When + How to Vaccinate Your Kitten
by Lucinda Beeman

Read time: 5 min

Kittens need vaccinations. And as a new cat parent, it’s your responsibility to make it happen. Let’s break it down. So you know exactly what to expect. And when to get them.

Why Vaccinate Your Kitten?

Vaccinations protect your kitten from a variety of serious (and potentially deadly) diseases and viruses. They work by stimulating your kitten’s immune system to recognise and fight off specific pathogens. 

In other words? Vaccines can lower the risk of some nasty illnesses.

When to Start Vaccinating

Kittens should start their vaccinations when they’re about nine weeks old. When their maternal antibodies start to wane, making them more susceptible to diseases. Kittens will generally get two vaccinations in their initial course, from about nine weeks of age. With the second course following three or four wakes later.

Essential Vaccines for Kittens

So what vaccines does your kitten need? Here’s the rundown:

  1. Feline enteritis: Which is caused by they feline parvovirus. And can be fatal. So vaccinating your kitten against it is crucial.

  2. Feline influenza, or cat flu: Which is just like a flu in humans -- meaning a sore throat, runny nose and eyes and muscle soreness. Adult cats can usually withstand it. But kittens could be at risk of serious illness.

  3. Feline Leukemia Virus (FeLV): Recommended for kittens who will have outdoor access or live in multi-cat households. FeLV is a serious and contagious viral disease.

Rabies, bordetella and chlamydia are also available for cats in the UK. Though they're not considered core vaccines.

Booster Shots

Vaccinations aren’t a one-and-done deal. To keep your cat protected, you’ll need to stay on top of booster shots throughout their life. Here’s what you need to know:

FVRCP: After the initial kitten series, a booster is needed at one year.
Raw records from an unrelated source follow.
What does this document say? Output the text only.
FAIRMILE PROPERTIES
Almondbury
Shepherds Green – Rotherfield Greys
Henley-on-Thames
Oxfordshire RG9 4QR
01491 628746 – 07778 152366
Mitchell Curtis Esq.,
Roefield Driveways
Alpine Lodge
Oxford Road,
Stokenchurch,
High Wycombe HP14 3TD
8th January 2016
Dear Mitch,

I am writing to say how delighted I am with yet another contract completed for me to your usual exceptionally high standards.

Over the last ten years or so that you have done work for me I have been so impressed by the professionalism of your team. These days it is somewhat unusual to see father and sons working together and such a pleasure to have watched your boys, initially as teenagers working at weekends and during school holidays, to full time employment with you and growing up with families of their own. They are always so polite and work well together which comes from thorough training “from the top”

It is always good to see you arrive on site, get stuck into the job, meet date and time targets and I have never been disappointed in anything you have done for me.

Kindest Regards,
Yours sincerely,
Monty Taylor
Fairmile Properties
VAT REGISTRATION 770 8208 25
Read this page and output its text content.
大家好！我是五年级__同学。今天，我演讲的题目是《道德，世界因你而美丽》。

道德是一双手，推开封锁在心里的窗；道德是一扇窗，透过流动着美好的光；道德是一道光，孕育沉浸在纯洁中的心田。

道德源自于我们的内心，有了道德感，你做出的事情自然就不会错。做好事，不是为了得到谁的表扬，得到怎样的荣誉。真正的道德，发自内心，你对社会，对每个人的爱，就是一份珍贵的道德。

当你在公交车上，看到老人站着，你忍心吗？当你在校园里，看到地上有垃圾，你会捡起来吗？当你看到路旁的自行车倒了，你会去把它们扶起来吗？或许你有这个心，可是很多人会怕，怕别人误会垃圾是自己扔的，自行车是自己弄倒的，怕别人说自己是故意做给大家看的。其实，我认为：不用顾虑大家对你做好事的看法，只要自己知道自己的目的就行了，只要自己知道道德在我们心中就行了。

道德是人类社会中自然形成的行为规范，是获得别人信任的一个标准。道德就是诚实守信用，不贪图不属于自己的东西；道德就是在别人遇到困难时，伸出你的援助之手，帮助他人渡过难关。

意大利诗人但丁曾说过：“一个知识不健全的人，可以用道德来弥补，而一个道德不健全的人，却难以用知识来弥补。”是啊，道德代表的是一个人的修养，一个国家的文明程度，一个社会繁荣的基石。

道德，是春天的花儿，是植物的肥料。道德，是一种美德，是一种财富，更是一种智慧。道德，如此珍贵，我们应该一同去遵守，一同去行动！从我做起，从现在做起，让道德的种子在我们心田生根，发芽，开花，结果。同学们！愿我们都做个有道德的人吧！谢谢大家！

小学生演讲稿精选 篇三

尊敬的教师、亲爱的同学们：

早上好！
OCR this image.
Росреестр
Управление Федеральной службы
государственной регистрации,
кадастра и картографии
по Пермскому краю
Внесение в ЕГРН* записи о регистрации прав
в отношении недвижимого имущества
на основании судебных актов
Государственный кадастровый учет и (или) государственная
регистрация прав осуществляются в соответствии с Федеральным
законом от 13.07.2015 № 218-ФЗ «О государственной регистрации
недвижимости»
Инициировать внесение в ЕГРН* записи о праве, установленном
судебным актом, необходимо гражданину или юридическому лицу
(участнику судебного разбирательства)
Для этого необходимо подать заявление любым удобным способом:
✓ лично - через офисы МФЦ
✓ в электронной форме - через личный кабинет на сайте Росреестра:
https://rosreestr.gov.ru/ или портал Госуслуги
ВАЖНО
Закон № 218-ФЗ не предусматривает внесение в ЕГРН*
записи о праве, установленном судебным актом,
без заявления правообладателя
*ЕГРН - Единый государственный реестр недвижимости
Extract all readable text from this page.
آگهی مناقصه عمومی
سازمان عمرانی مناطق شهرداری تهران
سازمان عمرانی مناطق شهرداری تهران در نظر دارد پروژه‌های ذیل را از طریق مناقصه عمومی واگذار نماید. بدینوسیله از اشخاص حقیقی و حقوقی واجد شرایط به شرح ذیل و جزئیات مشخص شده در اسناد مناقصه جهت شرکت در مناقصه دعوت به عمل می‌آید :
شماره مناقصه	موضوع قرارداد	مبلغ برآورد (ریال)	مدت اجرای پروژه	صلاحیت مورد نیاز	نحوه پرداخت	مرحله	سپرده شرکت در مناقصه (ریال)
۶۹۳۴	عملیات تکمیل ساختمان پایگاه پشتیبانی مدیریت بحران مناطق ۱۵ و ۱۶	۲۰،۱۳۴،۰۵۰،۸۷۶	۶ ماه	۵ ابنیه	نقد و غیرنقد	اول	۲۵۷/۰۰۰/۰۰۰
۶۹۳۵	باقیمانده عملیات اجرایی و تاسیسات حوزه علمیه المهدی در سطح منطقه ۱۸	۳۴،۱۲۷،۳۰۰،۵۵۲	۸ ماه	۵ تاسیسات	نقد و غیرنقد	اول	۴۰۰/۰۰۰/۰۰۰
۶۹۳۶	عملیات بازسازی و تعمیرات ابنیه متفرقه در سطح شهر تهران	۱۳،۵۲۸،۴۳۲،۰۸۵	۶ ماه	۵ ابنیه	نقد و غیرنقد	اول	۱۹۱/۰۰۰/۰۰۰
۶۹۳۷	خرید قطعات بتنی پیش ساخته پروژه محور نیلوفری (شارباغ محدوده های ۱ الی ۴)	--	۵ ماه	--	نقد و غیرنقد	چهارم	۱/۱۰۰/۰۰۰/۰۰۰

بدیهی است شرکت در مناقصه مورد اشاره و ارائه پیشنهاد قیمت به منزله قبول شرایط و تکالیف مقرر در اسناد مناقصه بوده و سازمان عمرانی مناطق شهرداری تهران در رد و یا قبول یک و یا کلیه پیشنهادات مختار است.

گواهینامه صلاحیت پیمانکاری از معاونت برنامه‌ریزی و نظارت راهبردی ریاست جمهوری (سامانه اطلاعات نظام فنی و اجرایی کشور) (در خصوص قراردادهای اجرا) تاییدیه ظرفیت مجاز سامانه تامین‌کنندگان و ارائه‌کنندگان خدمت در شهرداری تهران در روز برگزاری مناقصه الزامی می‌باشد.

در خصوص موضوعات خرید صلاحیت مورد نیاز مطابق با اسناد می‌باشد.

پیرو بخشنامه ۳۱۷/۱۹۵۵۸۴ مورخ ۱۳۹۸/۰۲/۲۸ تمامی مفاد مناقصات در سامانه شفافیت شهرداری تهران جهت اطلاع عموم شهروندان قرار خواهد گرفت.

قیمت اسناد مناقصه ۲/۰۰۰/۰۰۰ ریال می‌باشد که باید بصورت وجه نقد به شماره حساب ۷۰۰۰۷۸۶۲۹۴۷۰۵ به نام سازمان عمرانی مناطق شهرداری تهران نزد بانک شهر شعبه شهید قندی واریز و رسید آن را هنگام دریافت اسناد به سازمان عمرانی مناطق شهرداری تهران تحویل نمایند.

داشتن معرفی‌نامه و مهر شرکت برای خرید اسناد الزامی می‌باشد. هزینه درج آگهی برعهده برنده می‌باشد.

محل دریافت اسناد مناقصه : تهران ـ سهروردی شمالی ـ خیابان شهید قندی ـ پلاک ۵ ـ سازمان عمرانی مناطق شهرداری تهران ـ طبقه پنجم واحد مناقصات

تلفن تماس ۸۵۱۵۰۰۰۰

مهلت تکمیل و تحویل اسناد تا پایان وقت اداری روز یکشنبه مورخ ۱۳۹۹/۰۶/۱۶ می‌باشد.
Following that, it’s typically given every three years.

Rabies: The first booster is given one year after the initial vaccination, then every one to three years depending on local regulations and the type of rabies vaccine used.

FeLV: For cats at risk, a booster is given one year after the initial series, then annually if the cat remains at risk.

Scheduling and Vet Visits

To keep everything on track, plan regular vet visits. Your vet will help you stick to the vaccination schedule and can provide personalised recommendations based on your kitten’s lifestyle and health.